C’est la présence des autrices. Elles sont largement majoritaires. Je pense qu’il y a quelques années, il y avait plus de chances que ce soit trois auteurs et pas trois autrices. Donc les choses avancent et c’est pas parce qu’on est sur des mesures drastiques de quotas. C’est simplement parce que leur talent s’impose et qu’on commence à accepter de les lire, à ne pas leur préférer de manière spontanée des auteurs qui sont déjà connus.

Après, sans vouloir tirer les similitudes, parce qu’elles appartiennent à cette zone très très vaste des Caraïbes, il est étonnant de voir qu’elles écrivent toutes avec une très grande précision dans la langue et une conscience transdisciplinaire, parce qu’il y a du cinéma, de l’image. C’est très manifeste dans le texte de Béatrice [Bienville] parce qu’il y a aussi la question du film documentaire [sa pièce est écrite à partir de rushes destinés à un film documentaire] qui est abordée, mais je trouve que ça l’est aussi d’une certaine manière chez Emmelyne [Octavie] dans sa manière très juste de dialoguer [voir notre interview d’Emmelyne Octavie]. Chez Gaëlle, c’est un huis clos qui pourrait très bien être du cinéma de manière bergmanienne. Et puis, il y a des thèmes très politiques : l’histoire, la question de la colonisation. Et puis, des écritures, ça peut paraître slogan, mais résolument modernes, vraiment d’aujourd’hui.

Justement, à propos de la langue, le festival est un festival des langues françaises, alors que le français est historiquement la langue de la colonisation. Y aurait-il une place pour des langues minorées comme le créole ?

Pourquoi pas ? Après, c’est une question complexe, qui dépend des géographies.

Par exemple, la question avait été posée par une spectatrice à un auteur togolais, Elemawusi Agbedjidji : « Quel rapport avez-vous avec cette langue du français, puisque vous êtes très critique par rapport à son enseignement dans cette pièce qui s’appelle Transe-maître(s) [une pièce qui critique l’intention coloniale derrière l’enseignement du français] ? » Il a répondu : « J’écris en français, parce que c’est la langue qu’on m’a enseignée. » Il répondait par un état de fait : « Cet héritage colonial est le mien, je suis francophone, je ne me pose pas tellement la question. » Ça, je pense que c’est comme parlera quelqu’un du continent africain.
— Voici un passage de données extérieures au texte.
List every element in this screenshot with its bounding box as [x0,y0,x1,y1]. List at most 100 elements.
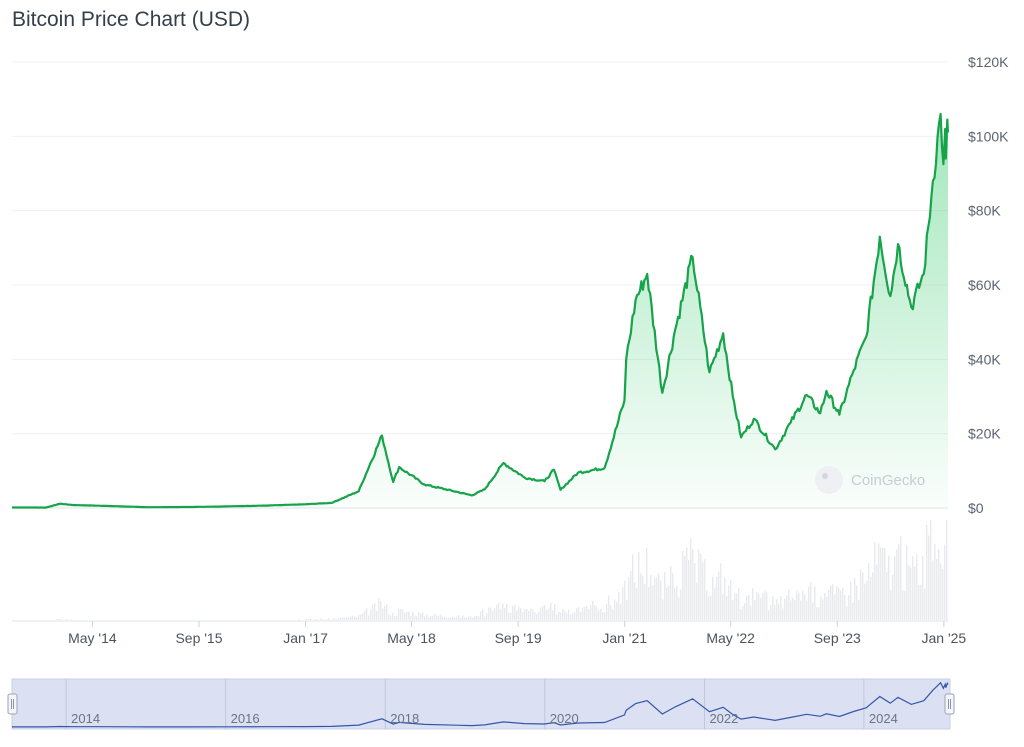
volume-bar [814,586,816,620]
volume-bar [690,538,692,620]
gecko-logo-icon [815,466,843,494]
volume-bar [630,571,632,620]
volume-bar [346,617,348,620]
navigator-right-handle[interactable] [944,693,955,715]
volume-bar [648,586,650,620]
volume-bar [566,612,568,620]
volume-bar [926,524,928,620]
volume-bar [432,615,434,620]
volume-bar [912,556,914,620]
volume-bar [884,547,886,620]
volume-bar [832,584,834,620]
volume-bar [940,563,942,620]
volume-bar [542,605,544,620]
volume-bar [702,562,704,620]
volume-bar [350,616,352,620]
y-tick-label: $120K [968,54,1009,70]
volume-bar [634,582,636,620]
volume-bar [662,599,664,620]
volume-bar [816,607,818,620]
volume-bar [498,603,500,620]
volume-bar [308,618,310,620]
volume-bar [946,520,948,620]
volume-bar [910,567,912,620]
volume-bar [666,587,668,620]
volume-bar [384,605,386,620]
watermark-text: CoinGecko [851,472,925,489]
navigator[interactable]: 2014 2016 2018 2020 2022 2024 [7,678,955,730]
volume-bar [392,612,394,620]
volume-bar [580,612,582,620]
volume-bar [552,610,554,620]
navigator-left-handle[interactable] [7,693,18,715]
volume-bar [532,609,534,620]
volume-bar [898,543,900,620]
navigator-dividers [65,679,865,729]
volume-bar [70,619,72,620]
volume-bar [824,592,826,620]
volume-bar [524,609,526,620]
volume-bar [744,602,746,620]
volume-bar [652,585,654,620]
volume-bar [684,555,686,620]
volume-bar [888,555,890,620]
volume-bar [734,592,736,620]
x-tick-label: May '18 [387,630,436,646]
volume-bar [390,615,392,620]
x-tick-label: Sep '23 [814,630,861,646]
volume-bar [638,552,640,620]
volume-bar [420,613,422,620]
volume-bar [842,588,844,620]
volume-bar [766,592,768,620]
volume-bar [834,594,836,620]
volume-bar [340,617,342,620]
volume-bar [582,607,584,620]
volume-bar [514,604,516,620]
volume-bar [354,616,356,620]
price-area [12,114,948,508]
volume-bar [736,593,738,620]
volume-bar [510,613,512,620]
price-line[interactable] [12,112,950,509]
volume-bar [664,572,666,620]
volume-bar [492,611,494,620]
volume-bar [796,590,798,620]
volume-bar [358,615,360,620]
volume-bar [394,616,396,620]
volume-bar [534,612,536,620]
volume-bar [506,604,508,620]
volume-bar [402,609,404,620]
volume-bar [558,611,560,620]
volume-bar [670,566,672,620]
volume-bar [386,604,388,620]
volume-bar [614,599,616,620]
volume-bar [812,602,814,620]
x-tick-label: Sep '15 [175,630,222,646]
volume-bar [508,612,510,620]
volume-bar [570,614,572,620]
volume-bar [66,619,68,620]
volume-bar [328,618,330,620]
volume-bar [828,589,830,620]
volume-bars [56,520,948,620]
volume-bar [574,611,576,620]
volume-bar [434,613,436,620]
y-tick-label: $80K [968,203,1001,219]
volume-bar [436,615,438,620]
volume-bar [890,589,892,620]
volume-bar [784,598,786,620]
navigator-year-label: 2024 [869,711,898,726]
volume-bar [708,596,710,620]
volume-bar [710,595,712,620]
volume-bar [348,617,350,620]
volume-bar [844,595,846,620]
volume-bar [728,585,730,620]
navigator-window[interactable] [11,678,951,730]
volume-bar [326,619,328,620]
volume-bar [424,616,426,620]
volume-bar [800,600,802,620]
volume-bar [460,617,462,620]
volume-bar [456,616,458,620]
volume-bar [808,586,810,620]
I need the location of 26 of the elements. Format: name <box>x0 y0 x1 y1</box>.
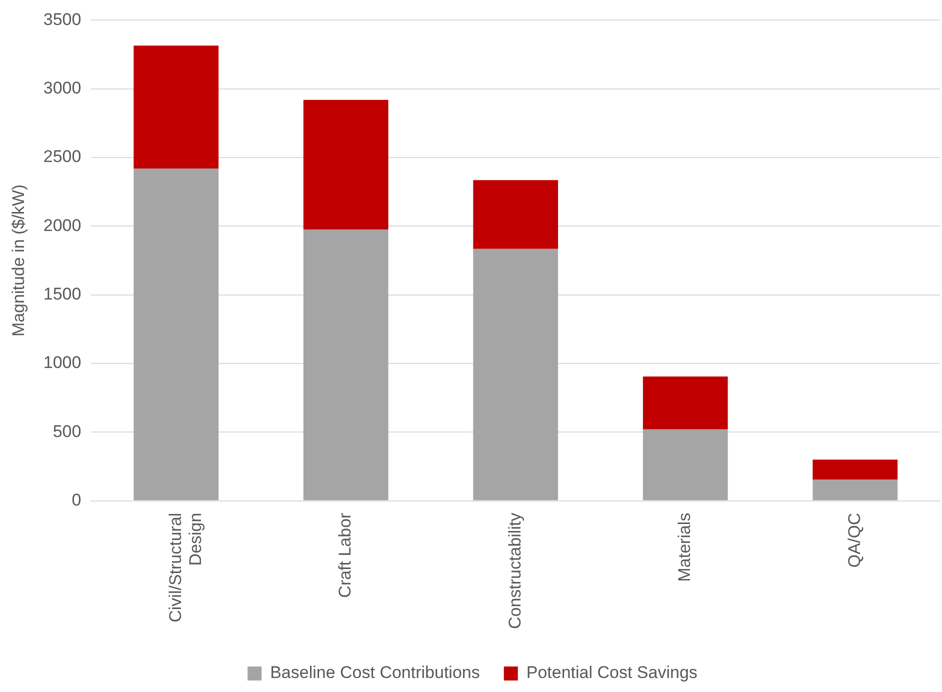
bar <box>473 180 558 249</box>
x-tick-label: Civil/Structural Design <box>166 512 206 622</box>
x-tick-label: Craft Labor <box>336 512 355 598</box>
legend-label: Potential Cost Savings <box>526 663 698 682</box>
bar <box>134 168 219 500</box>
bar <box>642 429 728 500</box>
y-tick-label: 3000 <box>43 78 82 98</box>
bar <box>642 376 728 430</box>
y-tick-label: 3500 <box>43 10 82 29</box>
x-tick-label: QA/QC <box>844 512 864 568</box>
x-tick-label: Constructability <box>505 512 524 630</box>
y-tick-label: 500 <box>52 422 82 441</box>
bar <box>303 100 388 230</box>
y-tick-label: 2500 <box>43 147 82 166</box>
bar <box>812 460 898 480</box>
y-tick-label: 0 <box>72 490 82 510</box>
y-axis-title: Magnitude in ($/kW) <box>8 184 28 337</box>
bar <box>134 46 219 168</box>
x-tick-label: Materials <box>675 512 694 582</box>
bar <box>812 480 898 500</box>
bar <box>473 248 558 500</box>
y-tick-label: 2000 <box>43 216 82 235</box>
y-tick-label: 1000 <box>43 353 82 372</box>
legend-label: Baseline Cost Contributions <box>270 663 480 682</box>
bar <box>303 230 388 500</box>
y-tick-label: 1500 <box>43 284 82 304</box>
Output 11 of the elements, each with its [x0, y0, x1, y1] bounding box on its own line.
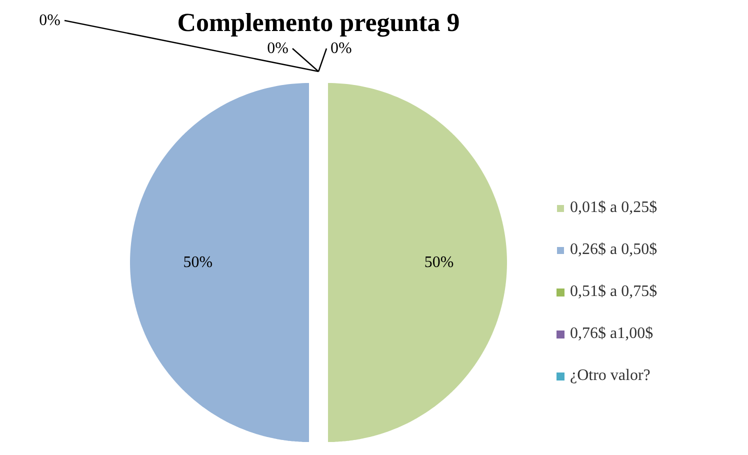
text: 0% [39, 12, 60, 29]
chart-title: Complemento pregunta 9 [177, 8, 460, 37]
text: 0% [267, 40, 288, 57]
legend-label: 0,76$ a1,00$ [570, 325, 654, 343]
text: 0% [330, 40, 352, 57]
data-label: 50% [424, 254, 454, 271]
data-label: 50% [183, 254, 213, 271]
legend-label: 0,01$ a 0,25$ [570, 199, 658, 217]
legend-label: 0,26$ a 0,50$ [570, 241, 658, 259]
legend-label: ¿Otro valor? [570, 367, 650, 385]
legend-label: 0,51$ a 0,75$ [570, 283, 658, 301]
Pour quelqu’un de Guadeloupe ou de Guyane, ça va être différent, parce qu’ils et elles sont de nationalité française et il y a une coexistence du créole avec la langue française. Donc, le sentiment, je pense, peut être tout autre et, paradoxalement, peut-être plus violent, avec un sentiment de minorité dans sa propre sphère nationale. Donc, moi, j’aime les textes qui intègrent le créole comme le fait Gaëlle par exemple. Évidemment, ils me font signe particulièrement à l’endroit du festival. Je pense aussi aux autres langues minorées du territoire français, même hexagonal, comme le provençal.

A propos de langues minorées, vous avez programmé un poète qui écrit en langue des signes française. Quelle était la réflexion à l’origine de cette décision ?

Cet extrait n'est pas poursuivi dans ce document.